Есть два воззрения на нравственную, природу человека и природу зла: одно учит о врожденности зла, о коренной поврежденности человеческой природы, о нравственной бо­лезни, поражающей человеческое сердце, волю и сознание; дру­гое считает человеческую природу здоровой и неповрежденной и ищет причину зла где угодно, только не в человеческом серд­це: в заблуждениях ума, в невежестве, в дурных учреждениях. Согласно первому, человеческая природа двойственна и дис­гармонична, поскольку она представляет смешение двух враждую­щих начал, добра и зла; согласно второму, естественный человек есть воплощение гармонии, равновесия душевных сил и здоровья, и истинная мудрость велит не бороться с природой, но ей по возможности следовать. Конечно, в конце концов оба эти воззрения упираются в некоторую недоказуемую уже и потому аксиоматическую данность, имеют в своей основе нравственное самоощущение человека. Оба воззрения резко противостоят друг другу.

Первое находит полное и, можно сказать, окончательное выра­жение в христианском учении о человеке, согласно которому че­ловечество больно грехом, и этот грех отравляет всю природу человека. Этот грех имеет различные проявления, как духовные, так и телесные. Его присутствие сказывается в постоянном соблаз­не зла, бессилии или слабосилии добра и отсюда в постоянном их противоборстве.

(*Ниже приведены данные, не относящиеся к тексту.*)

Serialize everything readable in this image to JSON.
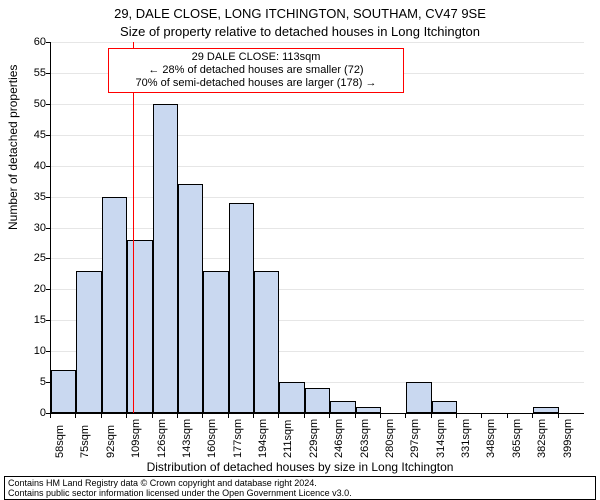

...Человек, предоставленный своим собственным силам, не мо­жет, по учению христианства, окончательно победить в себе греха, превзойти самого себя. Тот свет совести, при котором он видит свою душу, только открывает перед ним всю силу и глубину греха в нем, родит желание от него освободиться, но не дает еще для этого возможности. Человек, предоставленный своим природным силам, должен был бы впасть в окончательное отчаяние, если бы ему не была протянута рука помощи. Но здесь и приходит на помощь ис­купительная жертва Христова и благодать, подаваемая Церковью Христовой в ее таинствах. Опираясь на эту руку, открывая сердце свое воздействию божественной благодати, усвояя верой искупительное действие Голгофской жертвы, освобождается чело­век от отчаяния, становится вновь рожденным сыном Божиим, спа­сается от самого себя, от своего ветхого человека, который хотя и живет, но непрестанно тлеет и уступает место новому человеку. Благодать не насилует, она обращается к человеческой свободе, которая одна лишь вольна взыскать ее; но оставленный одним сво­им естественным силам человек не может спастись. Вот почему основной догмат христианства об искуплении человеческого рода Божественною кровью представляет собою вместе с тем и нрав­ственный постулат христианской антропологии, того учения о нрав­ственной природе человека, в котором отрицается возможность самоспасения и неповрежденность человеческой природы. Оно есть необходимый ответ на этот вопль бессилия, идущий из глубины человеческого сердца, а Церковь с ее благодатными таинствами есть целительное установление любви Божией, в котором восстановляются силы и врачуется греховное и больное человечество. Когда Христос ходил по земле, окруженный грешниками, мытаря­ми, блудницами, то в ответ на упреки в неразборчивости, направ­ленные со стороны фарисеев. Он отвечал обычно, что Он при­шел «призвать не праведников, но грешников к покаянию», ибо «не здоровые имеют нужду во враче, но больные» (Мф. 9. 12—13).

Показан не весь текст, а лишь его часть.